Ливень - Юрий Нагибин


Юрий Маркович Нагибин Ливень

Ну вот, третьего дня свершилось: мы переехали. Я уже не парень с Армянского, не парень со Сверчкова и не парень с Телеграфного. Надо же, существовать еще недавно, подобно Господу Богу, в трех лицах — и стать никем! Я не могу считаться парнем с Кропоткинской, меня тут никто не знает да и вряд ли будет знать: сроднение с улицей начинается через двор, а мне уже поздно начинать дворовую жизнь на новом месте. Я, можно сказать, вышел из того возраста, не за горами институт, лучше уж буду, как прежде, числиться по ведомству своих родных переулков. Тем более что я остаюсь доучиваться в старой чистопрудной школе.

До последней минуты я не верил, что мы в самом деле переедем. Отец торжествующе потрясал сперва смотровым ордером, потом въездным, безмерно гордясь своей ловкостью, хотя, по мнению матери, квартиренку на Кропоткинской ему дали лишь потому, что все другие от нее отказались, а я все не верил. Квартира и впрямь оказалась не ахти какой завидной: на первом этаже, крошечная, странной планировки. Кухня не вмещает даже одного человека — зад остается в коридоре, дверь ванной комнаты выходит в столовую, где будет и спальня родителей. Чулан для домработницы возведен в ранг отцова кабинета, но ему дозволено пользоваться комнатушкой Верони, когда заходят сослуживцы или товарищи по далеким стройкам. Совершенно отдельная, без всяких совмещений комната в десять квадратных метров отведена мне, потому что я уже «взрослый человек». Отец с матерью и Вероня перешагнули тот порог взрослости, когда необходима отдельная комната. Конечно, я догадываюсь, почему оказался в привилегированном положении. Предполагается, что ко мне в гости будут приходить девушки. Гости мужского пола охотно довольствовались общей комнатой.

По правде сказать, я вовсе не стремился принимать у себя подруг. Да у меня их и не было. Мои невинные романы носили сезонный характер, я жил по мудрейшему правилу Беранже: «Прощай вино в начале мая, а в сентябре прощай любовь». Вином я не злоупотреблял и в студеную пору, а вот девушки летом неизменно возникали: Афродитами из пены морской на Черноморском побережье, нимфами — из подмосковных дубрав. С окончанием каникул наступала пора учения, книг, театров, музеев, серьезной мужской дружбы с Павликом, и я от души желал летним спутницам вернуться в пучину вод или в сень дубрав.

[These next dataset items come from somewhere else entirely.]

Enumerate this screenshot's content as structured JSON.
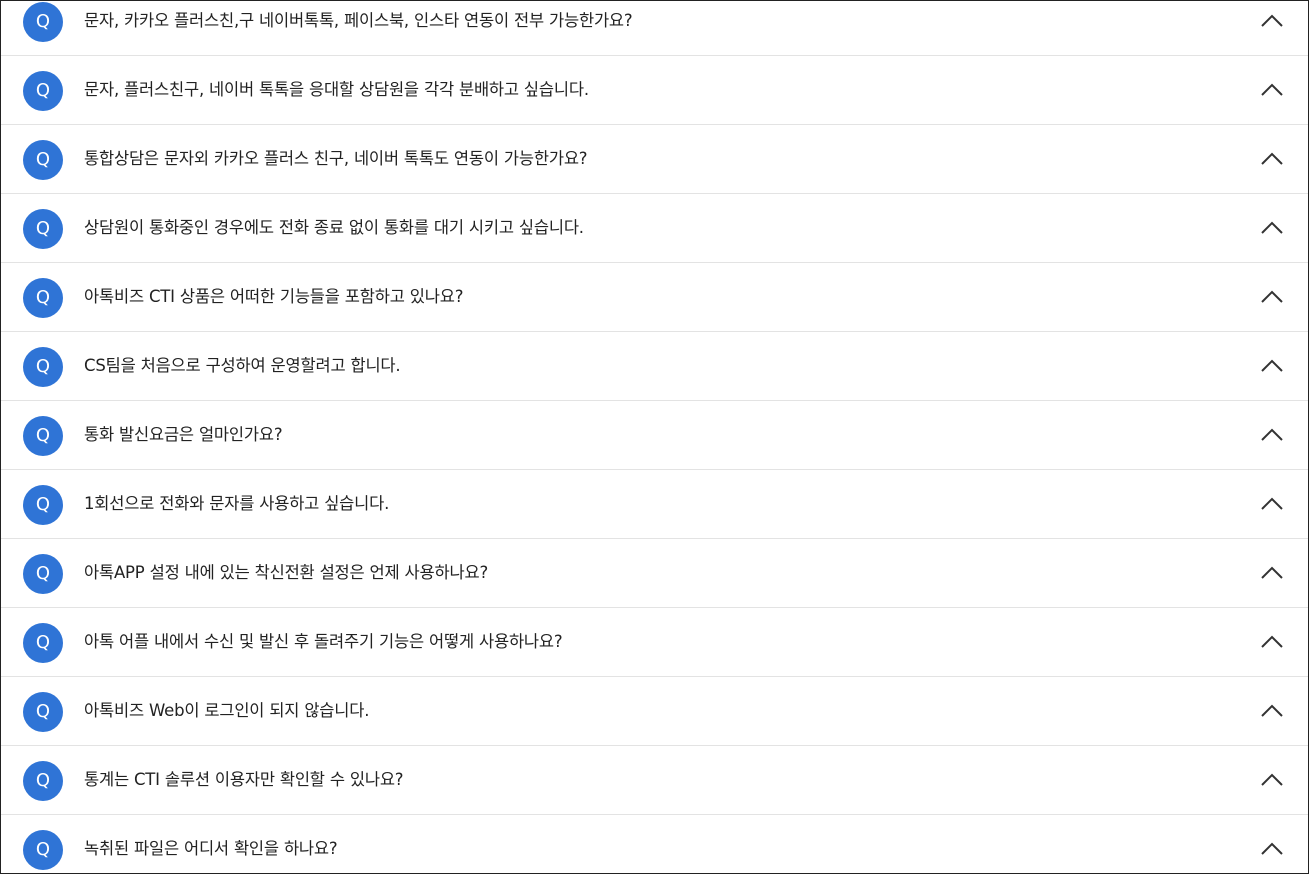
{
  "badge_label": "Q",
  "accent_color": "#2f74d6",
  "faq_items": [
    {
      "question": "문자, 카카오 플러스친,구 네이버톡톡, 페이스북, 인스타 연동이 전부 가능한가요?"
    },
    {
      "question": "문자, 플러스친구, 네이버 톡톡을 응대할 상담원을 각각 분배하고 싶습니다."
    },
    {
      "question": "통합상담은 문자외 카카오 플러스 친구, 네이버 톡톡도 연동이 가능한가요?"
    },
    {
      "question": "상담원이 통화중인 경우에도 전화 종료 없이 통화를 대기 시키고 싶습니다."
    },
    {
      "question": "아톡비즈 CTI 상품은 어떠한 기능들을 포함하고 있나요?"
    },
    {
      "question": "CS팀을 처음으로 구성하여 운영할려고 합니다."
    },
    {
      "question": "통화 발신요금은 얼마인가요?"
    },
    {
      "question": "1회선으로 전화와 문자를 사용하고 싶습니다."
    },
    {
      "question": "아톡APP 설정 내에 있는 착신전환 설정은 언제 사용하나요?"
    },
    {
      "question": "아톡 어플 내에서 수신 및 발신 후 돌려주기 기능은 어떻게 사용하나요?"
    },
    {
      "question": "아톡비즈 Web이 로그인이 되지 않습니다."
    },
    {
      "question": "통계는 CTI 솔루션 이용자만 확인할 수 있나요?"
    },
    {
      "question": "녹취된 파일은 어디서 확인을 하나요?"
    }
  ]
}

Я не верил в отъезд и не хотел отъезда, не хотел отдельной комнаты, где смогу принимать девушек. Меня устраивала наша огромная общая квартира с неизмеримо выросшим за долгие годы населением. Я так сжился с каждым ее углом, с длиннющим коленчатым коридором, громадной чадной, громкокипящей кухней, дровяной, жаркой ванной и глядевшей оконцем на голубятни уборной! Я любил белый фаянсовый умывальник в нашей комнате с красивыми старинными кранами, изображающими отверстые пасти морских чудовищ; любил наши окна, где по утрам сверкали золотые кресты Николы в Столпах, а в положенный час зажигался молодой месяц; наши пыльные чугунные батареи, стены с выгоревшими обоями; любил свой письменный стол, изрезанный перочинным ножом и лобзиком, — мой особый мир, незримо, но и нерушимо выделенный из общего пространства комнаты; любил музыку квартиры — тот слабый, затухающий лишь по ночам чудесный гудливый шорох, что слышен в морской раковине, если приложить ее к уху; этот шорох служил фоном для остальных звуков: бури кухонных баталий, треньканья дверного колокольчика, песен, пляски, смеха и ярости пиров, балалаечных переборов, залетавших в коридор от Симаковых, и радиовсплесков — от Зубцовых. Я любил не только свою квартиру, но и весь наш большой дом и его дворовые угодья — Царскосельский сад нашего детства и отрочества.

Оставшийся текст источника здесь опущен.